Membrane-Suspended Nanopores in Microchip Arrays for Stochastic Transport Recording and Sensing

www.frontiersin.orgTim Diederichs www.frontiersin.orgRobert Tampé*
  • Institute of Biochemistry, Biocenter, Goethe University Frankfurt, Frankfurt, Germany

The transport of nutrients, xenobiotics, and signaling molecules across biological membranes is essential for life. As gatekeepers of cells, membrane proteins and nanopores are key targets in pharmaceutical research and industry. Multiple techniques help in elucidating, utilizing, or mimicking the function of biological membrane-embedded nanodevices. In particular, the use of DNA origami to construct simple nanopores based on the predictable folding of nucleotides provides a promising direction for innovative sensing and sequencing approaches. Knowledge of translocation characteristics is crucial to link structural design with function. Here, we summarize recent developments and compare features of membrane-embedded nanopores with solid-state analogues. We also describe how their translocation properties are characterized by microchip systems. The recently developed silicon chips, comprising solid-state nanopores of 80 nm connecting femtoliter cavities in combination with vesicle spreading and formation of nanopore-suspended membranes, will pave the way to characterize translocation properties of nanopores and membrane proteins in high-throughput and at single-transporter resolution.

Introduction

Nanopores are holes with diameters of a few nanometers that already found multiple applications in basic research and industry facilitating our daily life. They are used for water desalination (O’Hern et al., 2015; Amadei et al., 2017), filtering of ions (Walker et al., 2017; Caglar et al., 2020), gas separation (Dong et al., 2016; Park et al., 2017), biological analysis (Miles et al., 2013), DNA/RNA sensing (Wanunu et al., 2010; Riedl et al., 2015; Xi et al., 2016; Shang et al., 2018), and detection of diverse analytes of biomedical and environmental relevance (Litvinchuk et al., 2007; Howorka and Siwy, 2009; Movileanu, 2009; Reiner et al., 2012; Miles et al., 2013; Stoloff and Wanunu, 2013; Wang et al., 2013). The commercialization of DNA sequencing by Oxford Nanopore Technologies extended the field significantly (Cherf et al., 2012; Manrao et al., 2012; Deamer et al., 2016; Quick et al., 2016).

Nanopores can be classified into two groups based on their material and fabrication procedure: 1) membrane-embedded pores and 2) solid-state pores.
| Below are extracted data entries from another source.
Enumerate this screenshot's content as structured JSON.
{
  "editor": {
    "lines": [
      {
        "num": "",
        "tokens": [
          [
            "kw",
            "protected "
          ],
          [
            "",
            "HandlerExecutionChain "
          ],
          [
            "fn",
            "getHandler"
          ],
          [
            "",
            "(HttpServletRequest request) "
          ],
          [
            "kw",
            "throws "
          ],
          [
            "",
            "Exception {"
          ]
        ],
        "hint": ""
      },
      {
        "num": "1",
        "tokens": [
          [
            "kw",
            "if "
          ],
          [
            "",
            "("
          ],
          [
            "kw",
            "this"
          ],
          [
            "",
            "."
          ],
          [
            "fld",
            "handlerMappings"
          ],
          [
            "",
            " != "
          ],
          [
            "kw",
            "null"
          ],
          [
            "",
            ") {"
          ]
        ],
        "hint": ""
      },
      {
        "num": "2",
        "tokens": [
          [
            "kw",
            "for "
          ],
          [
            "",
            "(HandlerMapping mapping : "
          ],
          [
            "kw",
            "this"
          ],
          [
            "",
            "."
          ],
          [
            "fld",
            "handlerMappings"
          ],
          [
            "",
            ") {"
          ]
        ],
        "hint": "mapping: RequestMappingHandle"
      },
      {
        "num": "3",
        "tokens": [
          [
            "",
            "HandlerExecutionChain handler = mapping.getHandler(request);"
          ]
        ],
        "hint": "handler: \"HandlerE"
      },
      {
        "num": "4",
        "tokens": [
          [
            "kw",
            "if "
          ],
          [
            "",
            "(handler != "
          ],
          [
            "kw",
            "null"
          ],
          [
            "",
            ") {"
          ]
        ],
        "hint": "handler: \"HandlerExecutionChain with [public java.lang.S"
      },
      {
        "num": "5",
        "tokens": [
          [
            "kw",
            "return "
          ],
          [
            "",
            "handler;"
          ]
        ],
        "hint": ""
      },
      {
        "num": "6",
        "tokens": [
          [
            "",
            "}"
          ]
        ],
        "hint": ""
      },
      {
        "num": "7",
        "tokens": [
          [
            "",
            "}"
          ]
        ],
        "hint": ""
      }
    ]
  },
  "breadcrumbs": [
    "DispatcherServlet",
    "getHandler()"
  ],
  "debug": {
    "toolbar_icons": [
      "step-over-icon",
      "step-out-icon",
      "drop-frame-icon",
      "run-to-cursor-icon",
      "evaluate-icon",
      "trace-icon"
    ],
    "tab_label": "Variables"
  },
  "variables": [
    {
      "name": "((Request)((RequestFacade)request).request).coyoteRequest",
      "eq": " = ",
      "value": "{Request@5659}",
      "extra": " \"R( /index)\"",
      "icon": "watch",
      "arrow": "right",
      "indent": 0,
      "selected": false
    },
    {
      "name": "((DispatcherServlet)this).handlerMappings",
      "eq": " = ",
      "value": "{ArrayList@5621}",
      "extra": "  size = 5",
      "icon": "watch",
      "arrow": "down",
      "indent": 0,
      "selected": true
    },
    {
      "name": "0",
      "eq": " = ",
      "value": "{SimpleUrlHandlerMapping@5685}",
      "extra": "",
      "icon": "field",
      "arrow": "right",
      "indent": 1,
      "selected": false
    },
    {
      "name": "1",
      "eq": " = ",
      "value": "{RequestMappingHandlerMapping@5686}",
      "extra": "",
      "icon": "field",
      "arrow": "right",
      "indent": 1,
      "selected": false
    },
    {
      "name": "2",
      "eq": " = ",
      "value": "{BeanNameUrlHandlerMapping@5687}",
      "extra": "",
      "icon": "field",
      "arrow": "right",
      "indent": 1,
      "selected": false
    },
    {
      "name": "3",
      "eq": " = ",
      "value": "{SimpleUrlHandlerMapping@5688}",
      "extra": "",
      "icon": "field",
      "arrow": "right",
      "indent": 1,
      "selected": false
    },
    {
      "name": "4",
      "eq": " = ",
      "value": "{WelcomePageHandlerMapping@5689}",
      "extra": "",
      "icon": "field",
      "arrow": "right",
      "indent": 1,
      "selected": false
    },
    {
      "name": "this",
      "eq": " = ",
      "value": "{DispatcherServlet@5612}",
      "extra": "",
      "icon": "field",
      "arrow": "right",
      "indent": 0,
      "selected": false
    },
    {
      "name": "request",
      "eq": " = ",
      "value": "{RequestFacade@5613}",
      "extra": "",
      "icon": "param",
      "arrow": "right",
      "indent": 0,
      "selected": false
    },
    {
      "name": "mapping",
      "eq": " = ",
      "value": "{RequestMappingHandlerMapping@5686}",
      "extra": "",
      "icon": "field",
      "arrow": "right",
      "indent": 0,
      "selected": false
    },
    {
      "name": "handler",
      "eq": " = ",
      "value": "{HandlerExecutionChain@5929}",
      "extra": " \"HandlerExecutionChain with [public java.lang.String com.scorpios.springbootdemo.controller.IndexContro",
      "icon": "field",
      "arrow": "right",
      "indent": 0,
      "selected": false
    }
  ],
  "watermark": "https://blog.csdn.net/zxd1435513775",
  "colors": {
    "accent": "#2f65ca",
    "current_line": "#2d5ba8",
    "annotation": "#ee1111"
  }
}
The latter can be fabricated with tunable sizes in materials such as silicon derivatives (Li et al., 2003; Chang et al., 2004; Bafna and Soni, 2016; Deng et al., 2016), graphene (Merchant et al., 2010), molybdenum disulfide (MoS2) (Feng et al., 2015), as well as various polymers (Choi et al., 2019). In contrast, membrane-embedded nanopores are assemblies spanning biological or semifluid membranes, typically with diameters below 10 nm. They are compatible with cell, organelle, and liposome applications and possess a great potential for biological functions and interactions (Banghart et al., 2004; Volgraf et al., 2006; Howorka, 2017). Nevertheless, the number of channels per square area cannot be controlled precisely, and they lack the chemical and environmental stability of their solid-state counterparts (Wanunu et al., 2010; Wang et al., 2011; Yusko et al., 2011; Wei et al., 2012a; Traversi et al., 2013; Heerema and Dekker, 2016; Ding et al., 2020). By reducing the bilayer patches (Urban et al., 2014) and using polymerized lipids (Daly et al., 2006; Heitz et al., 2010) or amphiphilic polymers (Meier et al., 2000; Nardin et al., 2000), the stability of membrane nanopores can be increased.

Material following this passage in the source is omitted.